TALLAHASSEE, Fla. – No collegiate-level film? Nothing to study for tendencies, strengths or weaknesses?
No problem, at least for one Florida State defender.
Boise State announced last week that quarterback Hank Bachmeier, a true freshman from Murrieta, Calif., would start under center for this week’s season opener against Florida State.
At first blush, this sounds like good news for the Seminoles – a guy who was in high school this time last year, traveling across the country to face one of college football’s blue-bloods in his first ever game.
But that also brings an element of mystery. With no collegiate experience, Bachmeier will make for a difficult study. The Seminoles might have to rely on Bachmeier’s high school film – there should be plenty, as Bachmeier is the top-rated recruit Boise State has ever signed – and look at previous Boise State games to get a feel for what coach Bryan Harsin asks of his quarterbacks.
Or they could just consult one of their own.
“Well, I mean, I know him pretty well,” sophomore linebacker Jaiden Lars-Woodbey said with a smile.
“He was my eighth-grade quarterback.”
Crossing paths with friends and former teammates is common for FSU football players, many of whom hail from football-crazed South Florida and have been competing with and against each other since they could walk.
But a pair of players from Southern California, meeting up as opponents on Florida State and Boise State, that’s something new.
Sure enough, Woodbey is billed from Fontana, Calif., about an hour north of Bachmeier’s hometown, and the two played youth football together with the Inland Empire Ducks,.
The two went their separate ways in high school, but will be reunited, at least for a few hours, when Lars-Woodbey’s Seminoles meet Bachmeier’s Broncos this weekend.
In fact, Bachmeier is just one of a big group of former teammates that Lars-Woodbey expects to see again soon.
He starred with Boise State running back George Holani at prep power St. John Bosco, played 7-on-7 with defensive tackle Jabari Watson and even ran track with receiver Billy Bowens.
(The connections don’t stop there. FSU’s Camren and Nolan McDonald were high school teammates with Boise State’s Emmanuel Feili, DeAndre Pierce and Tyric LeBeauf.)
Lars-Woodbey is still friendly with those players and others – Boise State counts 47 players from California – but any pleasantries are on hold this week.
“I have so many old teammates on Boise State,” Lars-Woodbey said. “But they’re in a different color. So they’re the enemy now.”
In reality, Lars-Woodbey’s eighth-grade experience with Bachmeier isn’t likely to inform much of what the Seminoles do to defend him.
But even back then, Lars-Woodbey saw signs that Bachmeier was headed for big things.
“Mature, poised, disciplined,” Lars-Woodbey said. “No doubt.”

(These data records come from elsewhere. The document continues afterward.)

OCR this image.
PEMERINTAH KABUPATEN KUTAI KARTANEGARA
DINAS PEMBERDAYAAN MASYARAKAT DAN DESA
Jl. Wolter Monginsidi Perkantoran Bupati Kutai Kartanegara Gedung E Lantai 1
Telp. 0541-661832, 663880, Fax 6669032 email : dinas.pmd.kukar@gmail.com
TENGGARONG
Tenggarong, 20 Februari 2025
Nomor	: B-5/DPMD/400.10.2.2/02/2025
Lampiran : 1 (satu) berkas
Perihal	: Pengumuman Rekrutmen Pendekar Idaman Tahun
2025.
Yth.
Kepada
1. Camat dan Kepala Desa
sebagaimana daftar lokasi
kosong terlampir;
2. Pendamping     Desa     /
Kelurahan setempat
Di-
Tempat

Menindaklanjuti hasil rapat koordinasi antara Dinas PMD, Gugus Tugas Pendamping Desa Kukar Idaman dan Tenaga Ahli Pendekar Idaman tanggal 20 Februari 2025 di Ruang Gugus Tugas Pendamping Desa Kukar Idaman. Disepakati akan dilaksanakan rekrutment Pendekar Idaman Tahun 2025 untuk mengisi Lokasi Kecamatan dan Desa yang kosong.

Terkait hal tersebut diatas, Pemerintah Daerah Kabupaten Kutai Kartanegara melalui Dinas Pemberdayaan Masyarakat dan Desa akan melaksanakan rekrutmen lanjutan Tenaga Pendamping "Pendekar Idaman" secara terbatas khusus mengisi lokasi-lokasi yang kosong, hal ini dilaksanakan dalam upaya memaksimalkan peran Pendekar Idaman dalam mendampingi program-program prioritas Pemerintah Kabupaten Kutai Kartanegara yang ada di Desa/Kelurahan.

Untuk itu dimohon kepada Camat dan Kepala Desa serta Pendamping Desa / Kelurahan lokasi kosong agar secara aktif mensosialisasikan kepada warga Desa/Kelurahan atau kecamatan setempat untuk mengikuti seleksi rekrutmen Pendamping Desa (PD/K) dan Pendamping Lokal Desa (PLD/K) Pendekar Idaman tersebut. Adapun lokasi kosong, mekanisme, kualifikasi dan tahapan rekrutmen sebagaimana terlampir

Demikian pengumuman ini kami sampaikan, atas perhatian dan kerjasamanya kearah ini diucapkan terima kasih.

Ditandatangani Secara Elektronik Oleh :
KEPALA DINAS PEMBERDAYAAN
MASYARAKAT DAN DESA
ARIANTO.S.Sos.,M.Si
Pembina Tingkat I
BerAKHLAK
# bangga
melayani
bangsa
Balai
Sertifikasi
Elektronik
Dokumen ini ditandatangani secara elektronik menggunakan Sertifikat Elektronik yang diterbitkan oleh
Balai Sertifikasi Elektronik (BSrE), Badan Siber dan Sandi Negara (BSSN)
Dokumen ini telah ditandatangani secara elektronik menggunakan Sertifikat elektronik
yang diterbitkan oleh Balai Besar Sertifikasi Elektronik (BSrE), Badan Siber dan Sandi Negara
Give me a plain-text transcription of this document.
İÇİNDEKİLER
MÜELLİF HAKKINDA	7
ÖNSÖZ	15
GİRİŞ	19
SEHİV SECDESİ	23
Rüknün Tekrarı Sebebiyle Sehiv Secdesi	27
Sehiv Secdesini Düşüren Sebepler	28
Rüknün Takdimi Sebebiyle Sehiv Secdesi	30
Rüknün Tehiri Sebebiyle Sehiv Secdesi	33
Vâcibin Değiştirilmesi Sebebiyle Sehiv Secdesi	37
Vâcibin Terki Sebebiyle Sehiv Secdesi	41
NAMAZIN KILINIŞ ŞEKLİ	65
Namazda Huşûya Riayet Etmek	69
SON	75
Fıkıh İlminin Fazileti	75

Fast-forward a few years, and Lars-Woodbey was right.
In high school, Bachmeier threw for more than 13,000 yards and 156 touchdowns, and he added another 2,000 yards on the ground. ESPN rated him the 13th-best pro-style quarterback prospect in the country, and he turned down offers from Georgia, Tennessee, UCLA and Mississippi, among others, to play at Boise State.
The 6-foot-3, 188-pounder is stepping into some big shoes: He’s due to replace Brett Rypien, a three-time first-team All-Mountain West selection, and that conference’s player of the year in 2018.

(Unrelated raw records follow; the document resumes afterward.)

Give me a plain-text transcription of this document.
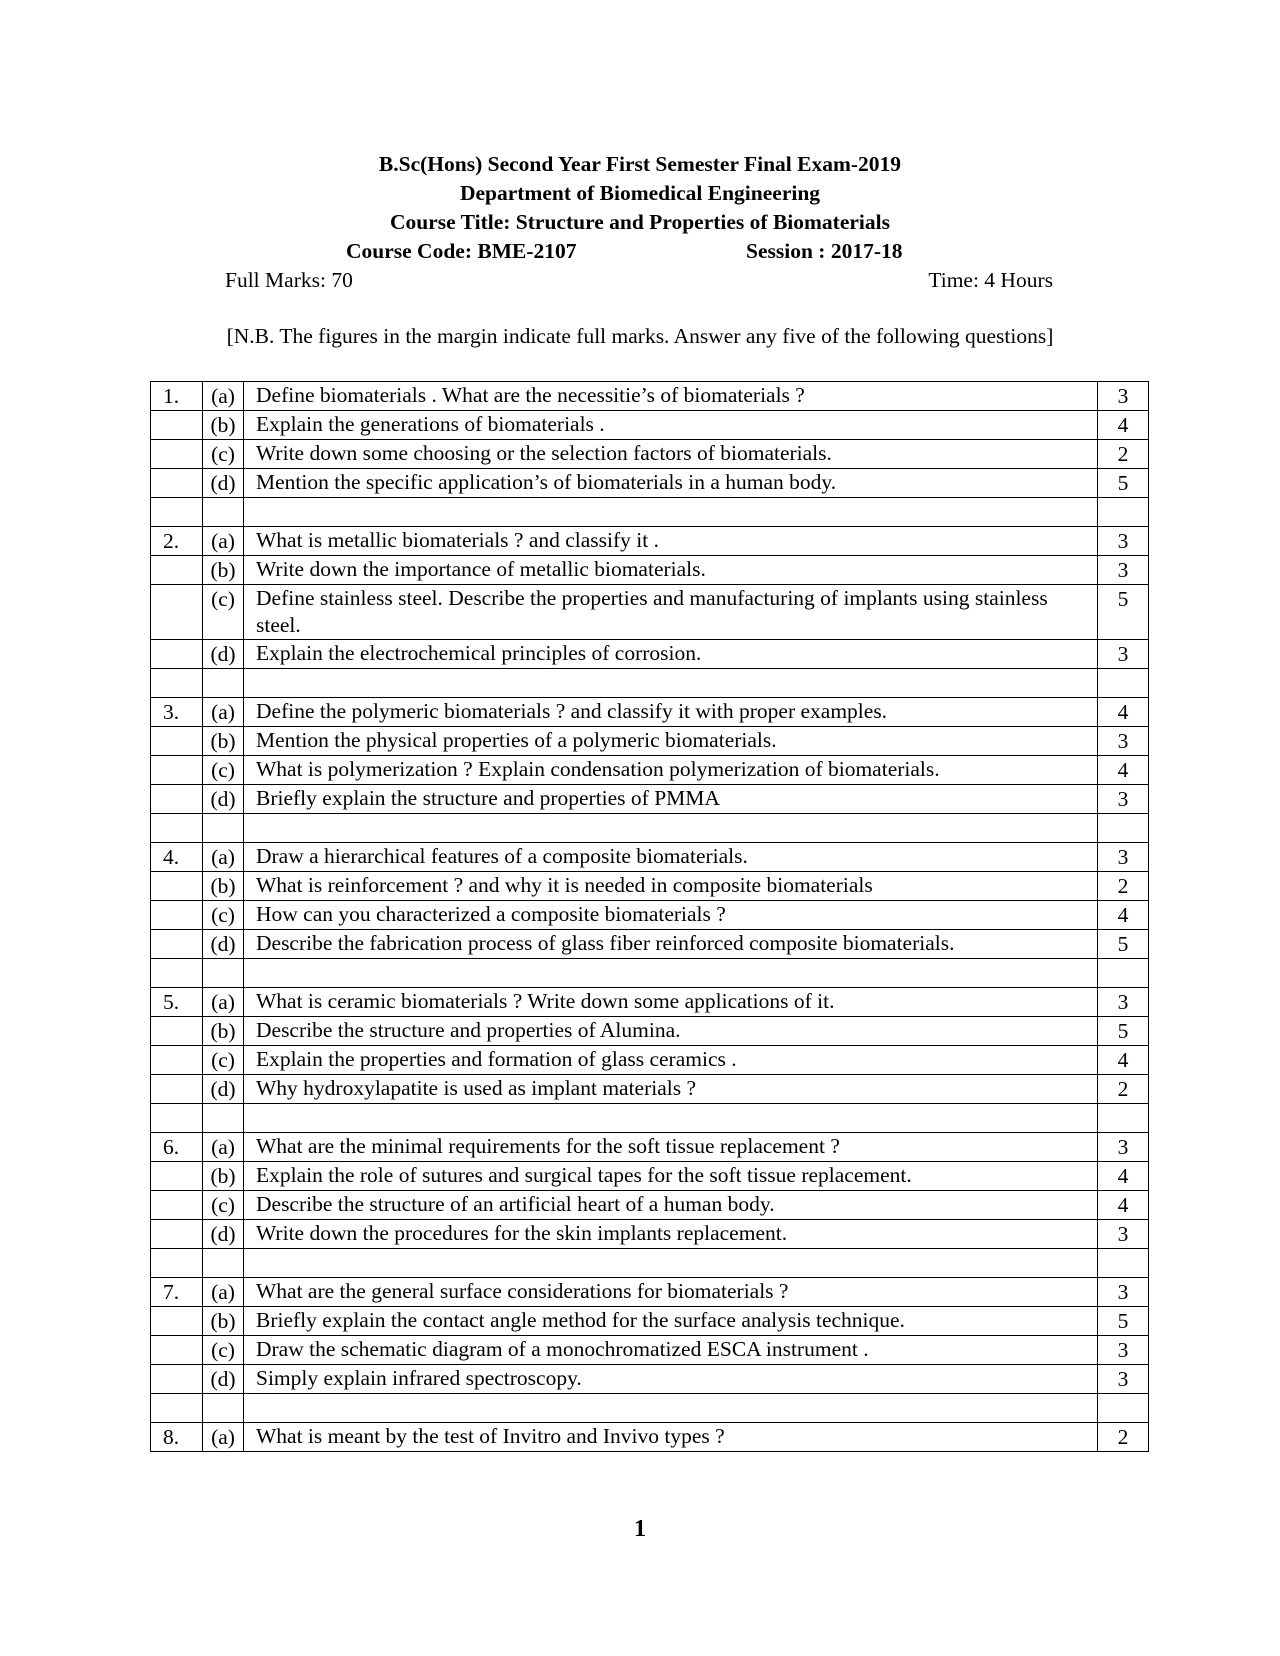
B.Sc(Hons) Second Year First Semester Final Exam-2019
Department of Biomedical Engineering
Course Title: Structure and Properties of Biomaterials
Course Code: BME-2107	Session : 2017-18
Full Marks: 70	Time: 4 Hours
[N.B. The figures in the margin indicate full marks. Answer any five of the following questions]
1.	(a)	Define biomaterials . What are the necessitie’s of biomaterials ?	3
	(b)	Explain the generations of biomaterials .	4
	(c)	Write down some choosing or the selection factors of biomaterials.	2
	(d)	Mention the specific application’s of biomaterials in a human body.	5

2.	(a)	What is metallic biomaterials ? and classify it .	3
	(b)	Write down the importance of metallic biomaterials.	3
	(c)	Define stainless steel. Describe the properties and manufacturing of implants using stainless steel.	5
	(d)	Explain the electrochemical principles of corrosion.	3

3.	(a)	Define the polymeric biomaterials ? and classify it with proper examples.	4
	(b)	Mention the physical properties of a polymeric biomaterials.	3
	(c)	What is polymerization ? Explain condensation polymerization of biomaterials.	4
	(d)	Briefly explain the structure and properties of PMMA	3

4.	(a)	Draw a hierarchical features of a composite biomaterials.	3
	(b)	What is reinforcement ? and why it is needed in composite biomaterials	2
	(c)	How can you characterized a composite biomaterials ?	4
	(d)	Describe the fabrication process of glass fiber reinforced composite biomaterials.	5

5.	(a)	What is ceramic biomaterials ? Write down some applications of it.	3
	(b)	Describe the structure and properties of Alumina.	5
	(c)	Explain the properties and formation of glass ceramics .	4
	(d)	Why hydroxylapatite is used as implant materials ?	2

6.	(a)	What are the minimal requirements for the soft tissue replacement ?	3
	(b)	Explain the role of sutures and surgical tapes for the soft tissue replacement.	4
	(c)	Describe the structure of an artificial heart of a human body.	4
	(d)	Write down the procedures for the skin implants replacement.	3

7.	(a)	What are the general surface considerations for biomaterials ?	3
	(b)	Briefly explain the contact angle method for the surface analysis technique.	5
	(c)	Draw the schematic diagram of a monochromatized ESCA instrument .	3
	(d)	Simply explain infrared spectroscopy.	3

8.	(a)	What is meant by the test of Invitro and Invivo types ?	2
1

“No doubt about it, Hank has earned that opportunity,” Boise State’s Harsin told reporters earlier this week. “He’s talented. He can throw. I think he’s got a good demeanor and I think he handles himself well.”
The Seminoles, of course, will be looking to spoil Bachmeier’s debut.
Senior safety Levonta Taylor believes that the Seminoles can pore over Rypien’s old film for clues about what to expect. And he may be right.
Harsin, a former Boise State quarterback, is in his sixth season as his alma mater’s head coach, and, before that, he served as an offensive assistant with the Broncos from 2001-10.
Boise State offensive coordinator Zak Hill, meanwhile, is entering his third season with the program.
So it’s unlikely that the Broncos will be introducing wholesale changes against the Seminoles.
“They probably want to do the same thing they did with their recent quarterback (Rypien),” Taylor said. “So it’s probably the same. You never know, you’ve just got to go out there and adjust.”
Beyond that, Florida State’s best path to success against Bachmeier might not actually have much to do with Bachmeier at all.
At least not specifically.
The Broncos return all five starting offensive linemen from last year’s 10-3 team, including All-MWC choices Ezra Cleveland and John Molchon.
That group is experienced, but it also allowed 2.46 sacks per game a year ago. That ranks among the bottom third of the nation.
How well Florida State’s pass rush can get through the Broncos’ front five will likely go a long way in determining the defense’s fate.
“You definitely want to lay the quarterback on the ground,” Wilson said. “Any quarterback. Even if it is a freshman.
“You want to get him on the ground. No quarterback likes getting hit. So put a lot of pressure on him, get him on the ground, get him rattled.”